Repository files navigation

chinese-maritime-customs-data

Curation scripts used for processing datasets from: https://dataverse.harvard.edu/dataverse/chinese_trade

Documentation for Using the Curation Scripts

This documentation file explains how to use the provided scripts to process the Chinese Maritime Trade Statistics Collection datasets as described in the README file. The scripts help in preprocessing, cleaning, and organizing the datasets for analysis.

Table of Contents

  1. Introduction
  2. Requirements
  3. Scripts Overview
  4. Using the Jupyter Notebooks
  5. Common Issues and Troubleshooting
  6. Contact Information

Introduction

The Chinese Maritime Trade Statistics Collection includes datasets from various titles containing trade data from the 19th and early 20th centuries. The curation scripts are designed to preprocess, clean, and organize these datasets for research purposes.

Requirements

Ensure you have the following software and packages installed before using the scripts:

Scripts Overview

Python Script: curate.py

This script includes the functions for curation of the datasets. It includes functions for correctly formatting metadata, creating Dataverse datasets, uploading data files, publishing datasets, unlocking and deleting datasets.

Jupyter Notebooks

  1. curation_script_Chinese_Maritime_Trade_Data.ipynb: Main notebook for processing the trade data.
  2. annual_trade_metadata_titles.ipynb: Notebook for handling metadata related to annual trade reports.
  3. returns_trade_ports_titles.ipynb: Notebook for processing returns of trade data by port.
  4. shanghai_returns_titles.ipynb: Notebook specific to the Shanghai trade returns.
  5. trade_statistics_treaty_ports_titles.ipynb: Notebook for processing trade statistics of treaty ports.

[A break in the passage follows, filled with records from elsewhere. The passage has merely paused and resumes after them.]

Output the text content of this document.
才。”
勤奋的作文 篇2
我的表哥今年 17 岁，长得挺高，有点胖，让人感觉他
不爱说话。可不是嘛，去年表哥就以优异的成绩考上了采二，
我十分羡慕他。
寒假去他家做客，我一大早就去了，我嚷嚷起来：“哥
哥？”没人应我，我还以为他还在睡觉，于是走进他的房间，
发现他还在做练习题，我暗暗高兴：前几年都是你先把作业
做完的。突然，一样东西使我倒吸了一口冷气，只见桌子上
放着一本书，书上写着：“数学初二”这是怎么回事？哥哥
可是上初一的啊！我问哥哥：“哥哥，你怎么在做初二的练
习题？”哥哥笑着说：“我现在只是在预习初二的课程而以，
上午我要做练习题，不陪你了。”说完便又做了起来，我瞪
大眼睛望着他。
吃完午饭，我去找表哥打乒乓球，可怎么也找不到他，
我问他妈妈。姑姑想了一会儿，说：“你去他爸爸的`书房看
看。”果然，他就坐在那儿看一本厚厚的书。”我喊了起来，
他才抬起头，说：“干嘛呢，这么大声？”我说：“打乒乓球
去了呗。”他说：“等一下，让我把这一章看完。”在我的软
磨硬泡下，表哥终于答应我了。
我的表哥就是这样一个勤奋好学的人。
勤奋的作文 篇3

The ..._titles.ipynb notebooks are designed to preprocess the data files with labels, titles, and NER tags before curating and depositing into a Dataverse collection. Each ..._titles.ipynb notebook includes functions that are unique to each volume, depending on ports included and the curation decisions applied to organize the files.

Using the Jupyter Notebooks

  1. Launch Jupyter Notebook:

    jupyter notebook
  2. Open a Notebook: Navigate to the directory containing the notebooks and open the desired notebook (e.g., curation_script_Chinese_Maritime_Trade_Data.ipynb).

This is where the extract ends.